Tusla provides child welfare and protection services to all children, including those with special needs. I am advised by Tusla that children in care who have been diagnosed by a clinical specialist as having a moderate or severe disability avail of disability services operated by the HSE. In some cases, this includes residential care provided by Disability Services.

It is Tusla’s responsibility to respond to any concern or report of abuse or risk of abuse to any child, irrespective of a disability or whether they are at home, already in care or living in a HSE residential centre provided by Disability Services. In such circumstances, Tusla will assess the child's situation. Decisions by Tusla to apply for a care order with respect to a child with a moderate or severe disability are made at a multidisciplinary case conference where the views of professionals who have long established knowledge of the child and family are heard.

Placement is based on assessed need.
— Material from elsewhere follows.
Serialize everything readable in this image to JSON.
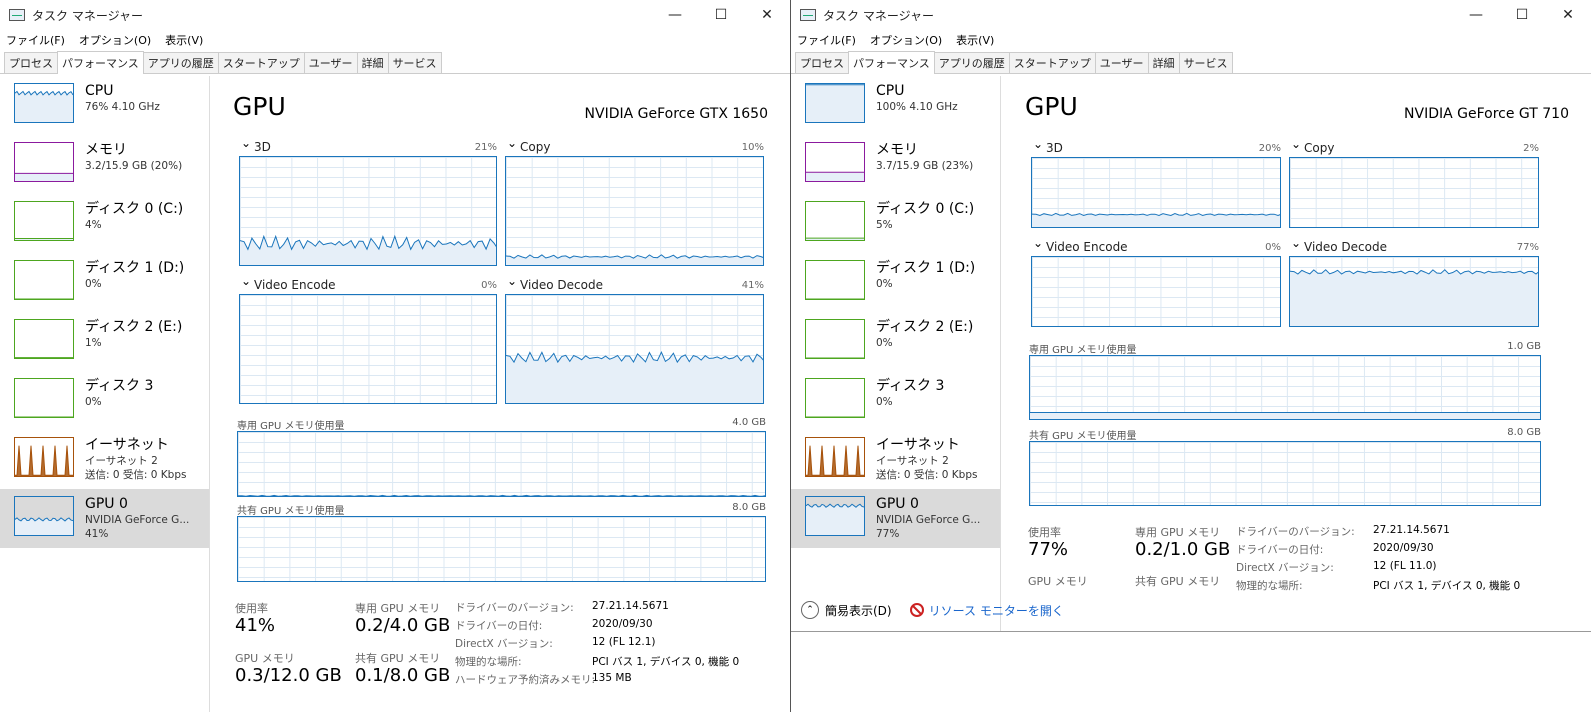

A child with a disability may be placed with a Tusla foster care family or residential unit and receive disability services. Of the 6,398 children in care at the end of February 2016, 93% were in foster care. Where a child is already attending a disability service it may be in the child's best interests to be placed in the disability service's residential care to allow for continuation of relationships, care planning and to avoid a disruption in placement when the child reaches the age of 18 and is discharged from Tusla's care. Tusla and the HSE have a joint protocol for inter-agency collaboration which underpins service provision for children whose needs span health and child protection.

When a child is adopted he/she is considered a child of the adopter(s) and may access the full range of services which are currently available to all Irish children. These include specialist psychiatric and psychological services, health services and speech and language services. Barnardos also provides professional supports to children adopted from abroad and their families who are living in the Dublin, Kildare and Wicklow area on a range of post adoption issues. In other areas, Tusla Adoption services provide information on the availability of local services, access to the social work duty system and facilitate peer support groups for parents of adopted children.